Et cette sensation avait ete d’autant plus penible au jeune d’Artagnan (ainsi s’appelait le don Quichotte de votre autre Rossinante), qu’il ne se cachait nullement le caractere ridicule que lui donnait, si bon cavalier qu’il fut, une pareille monture. Aussi avait-il extri?mement soupire en acceptant le don que lui en avait fera M. d’Artagnan pere : il n’ignorait jamais qu’une pareille bete valait au moins vingt livres. Il va i?tre bon que les paroles dont le present avait ete accompagne n’avaient aucun prix.
« Mon fils, avait evoque le gentilhomme gascon, dans votre pur patois du Bearn, dont Henri IV n’avait pas pu parvenir a se defaire, — mon fils, ce cheval est ne dans domicile de ce pere, depuis tantot treize ans, et recommence reste depuis ce temps-la, et cela doit vous mettre a l’aimer.

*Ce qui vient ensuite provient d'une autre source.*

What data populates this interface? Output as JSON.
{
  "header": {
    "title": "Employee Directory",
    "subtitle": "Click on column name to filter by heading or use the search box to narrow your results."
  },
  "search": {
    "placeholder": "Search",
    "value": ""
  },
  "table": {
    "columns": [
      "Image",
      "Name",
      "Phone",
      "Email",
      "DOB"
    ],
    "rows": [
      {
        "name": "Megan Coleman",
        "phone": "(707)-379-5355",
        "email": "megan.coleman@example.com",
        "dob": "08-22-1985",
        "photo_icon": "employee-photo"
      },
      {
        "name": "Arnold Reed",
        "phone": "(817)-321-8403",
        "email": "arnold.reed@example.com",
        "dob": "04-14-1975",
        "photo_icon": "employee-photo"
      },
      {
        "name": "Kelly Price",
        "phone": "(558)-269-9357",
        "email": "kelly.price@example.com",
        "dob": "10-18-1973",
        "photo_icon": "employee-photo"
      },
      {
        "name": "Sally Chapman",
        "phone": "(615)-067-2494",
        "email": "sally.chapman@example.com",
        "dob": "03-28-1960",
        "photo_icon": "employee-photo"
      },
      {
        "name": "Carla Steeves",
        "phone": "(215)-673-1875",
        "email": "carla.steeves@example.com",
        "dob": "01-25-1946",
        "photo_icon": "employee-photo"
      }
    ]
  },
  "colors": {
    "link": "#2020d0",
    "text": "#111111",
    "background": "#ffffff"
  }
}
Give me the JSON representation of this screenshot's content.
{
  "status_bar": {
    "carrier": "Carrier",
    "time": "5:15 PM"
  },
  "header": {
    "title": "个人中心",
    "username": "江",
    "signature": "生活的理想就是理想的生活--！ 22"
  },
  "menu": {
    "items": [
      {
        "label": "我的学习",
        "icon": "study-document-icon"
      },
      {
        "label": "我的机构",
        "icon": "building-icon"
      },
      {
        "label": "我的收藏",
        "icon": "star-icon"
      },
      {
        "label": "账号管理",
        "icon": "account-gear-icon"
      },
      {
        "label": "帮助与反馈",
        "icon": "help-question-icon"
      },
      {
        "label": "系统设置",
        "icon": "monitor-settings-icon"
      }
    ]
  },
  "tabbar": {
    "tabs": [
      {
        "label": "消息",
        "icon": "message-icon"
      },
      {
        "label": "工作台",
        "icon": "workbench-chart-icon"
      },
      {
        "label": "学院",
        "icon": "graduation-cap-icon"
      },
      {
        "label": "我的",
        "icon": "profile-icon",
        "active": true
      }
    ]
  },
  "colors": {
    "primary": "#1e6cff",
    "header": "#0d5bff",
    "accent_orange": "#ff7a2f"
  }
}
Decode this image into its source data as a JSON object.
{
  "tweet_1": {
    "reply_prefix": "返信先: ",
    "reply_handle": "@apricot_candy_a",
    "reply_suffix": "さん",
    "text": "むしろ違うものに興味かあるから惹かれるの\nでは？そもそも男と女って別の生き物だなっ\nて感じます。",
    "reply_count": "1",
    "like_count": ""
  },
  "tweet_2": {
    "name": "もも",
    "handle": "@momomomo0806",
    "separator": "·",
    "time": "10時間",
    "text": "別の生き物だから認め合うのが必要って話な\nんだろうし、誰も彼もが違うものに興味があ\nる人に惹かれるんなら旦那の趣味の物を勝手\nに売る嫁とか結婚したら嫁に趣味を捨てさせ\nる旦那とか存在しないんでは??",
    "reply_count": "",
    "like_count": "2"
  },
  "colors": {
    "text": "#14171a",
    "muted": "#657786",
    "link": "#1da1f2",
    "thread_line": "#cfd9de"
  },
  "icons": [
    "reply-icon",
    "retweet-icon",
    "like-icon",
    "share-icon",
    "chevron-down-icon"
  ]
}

Ne le vendez pas, laissez-le mourir tranquillement et honorablement de vieillesse, et si vous faites campagne avec lui, menagez-le comme vous menageriez un vieux serviteur. A la cour, continua M. d’Artagnan pere, si toutefois vous avez l’honneur d’y aller, honneur auquel, du demeure, 321chat gratuit votre ancienne noblesse vous donne des droits, soutenez dignement la nom de gentilhomme, qui possi?de ete porte dignement avec vos ancetres depuis plus de cinq cents ans ; Afin de vous et pour les votres, — par nos votres, j’entends vos parents et vos amis, — ne supportez jamais rien que de M. le cardinal et du roi. C’est par le courage, entendez-vous beaucoup, par le courage seul, qu’un gentilhomme fait le chemin aujourd’hui. Quiconque tremble une seconde laisse peut-etre echapper l’appat que, pendant votre seconde justement, la fortune lui tendait. Vous etes jeune, vous devez etre brave via deux raisons : la toute premiere, c’est que vous etes Gascon, et la seconde, c’est que vous etes mon fils. Ne craignez pas les occasions et voulez des aventures. Je vous ai fera savoir a manier l’epee ; vous avez un jarret de fer, un poignet d’acier, battez-vous a tout propos ; battez-vous, d’autant plus que les duels seront defendus, et que, avec consequent, on voit deux fois du courage a se battre. Je n’ai, mon fils, a vous donner que quinze ecus, mon cheval et les recommandations que vous venez d’entendre. Votre tante y ajoutera la recette d’un certain baume qu’elle tient d’une bohemienne, ainsi, qui a une vertu miraculeuse pour guerir toute blessure qui n’atteint gui?re le c?ur. Faites votre profit vraiment, ainsi, vivez heureusement et un moment.